One of my goals this semester has been to implement an audience response system into my classes. Last semester the law library spent some time researching different systems. We decided to use a web-based system rather than a traditional clicker system. The web-based system we chose is Live Class Tech. It allows students to use their computers, smartphones, or tablets to respond to or submit questions throughout the class period. The benefits of the system are that it is less expensive than purchasing physical clickers, there is no hardware to maintain, and the developer of the system is a faculty member from another department on campus so we have on-site support. Some of the drawbacks include that it has fewer capabilities than the other clickers we examined, and it is web-based. Our computer lab classroom can at times have Internet connectivity and firewall problems and is prone to slow connections. Having a noticeable lag time between the question and the response defeats the purpose of instantaneous feedback.
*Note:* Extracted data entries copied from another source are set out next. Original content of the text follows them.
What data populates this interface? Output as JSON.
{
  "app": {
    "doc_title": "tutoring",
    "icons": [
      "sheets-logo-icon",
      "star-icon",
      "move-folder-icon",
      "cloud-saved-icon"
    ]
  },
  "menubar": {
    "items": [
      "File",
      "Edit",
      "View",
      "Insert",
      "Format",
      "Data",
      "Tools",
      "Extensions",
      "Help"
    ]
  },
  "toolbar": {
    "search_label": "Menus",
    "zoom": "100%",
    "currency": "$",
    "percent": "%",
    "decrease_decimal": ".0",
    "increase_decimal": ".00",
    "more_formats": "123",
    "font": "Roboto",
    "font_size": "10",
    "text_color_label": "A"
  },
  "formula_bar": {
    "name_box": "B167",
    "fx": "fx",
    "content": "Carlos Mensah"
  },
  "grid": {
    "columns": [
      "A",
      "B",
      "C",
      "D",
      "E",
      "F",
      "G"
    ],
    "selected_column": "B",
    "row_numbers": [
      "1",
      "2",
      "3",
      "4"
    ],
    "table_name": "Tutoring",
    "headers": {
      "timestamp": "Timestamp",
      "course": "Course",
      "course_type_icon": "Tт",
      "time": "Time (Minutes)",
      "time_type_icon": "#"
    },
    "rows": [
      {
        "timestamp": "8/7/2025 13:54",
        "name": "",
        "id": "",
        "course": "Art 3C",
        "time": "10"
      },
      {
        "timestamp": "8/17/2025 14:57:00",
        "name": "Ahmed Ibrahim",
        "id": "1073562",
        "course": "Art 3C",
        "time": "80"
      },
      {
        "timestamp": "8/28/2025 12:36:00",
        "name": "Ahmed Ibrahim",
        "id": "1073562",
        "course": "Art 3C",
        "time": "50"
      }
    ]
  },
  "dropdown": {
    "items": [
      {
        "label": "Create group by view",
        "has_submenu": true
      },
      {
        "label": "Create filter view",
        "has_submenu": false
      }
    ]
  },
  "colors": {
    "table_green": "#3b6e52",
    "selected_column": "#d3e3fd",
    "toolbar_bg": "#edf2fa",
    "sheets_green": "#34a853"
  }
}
Well, it is November, the semester is almost over, and I have finally had a chance to incorporate the system into a class. Adding a new technology is fun and challenging, but it is also time consuming. You have to learn the new system or technology and find effective ways to incorporate into your instruction. You also have to choose the first class carefully and be okay with the possibility that it may not be a smooth transition. The first part of the semester we were primarily teaching first year students. I didn’t feel comfortable taking that risk with them. I feel much more comfortable doing this with our established 2 and 3Ls, who tend to be much less anxious.
The Live Class Tech system we are using is fairly easy to use. You can either add impromptu questions with a standard set of answers choices to choose from (true/ false, yes/ no, confused/bored), or you can build quizzes to administer at any point during the class. My favorite aspect of this system is the comment option. Students can type in questions and leave comments anonymously throughout the class. While this has some obvious drawbacks it is actually a really great way for students to ask questions if they are nervous about speaking out in class. I have been teaching Oklahoma Legal Research this week as a part of our legal research certificate program. My attendance has been small for each session, and students are very comfortable asking questions, but I know this will be invaluable in our larger LRW sessions for next semester.
Instructors tend to have very strong feelings about clickers one way or another. I am still learning the system, but so far it has been a great addition to my instruction. Do you use a clicker system, why or why not? Which do you like or dislike?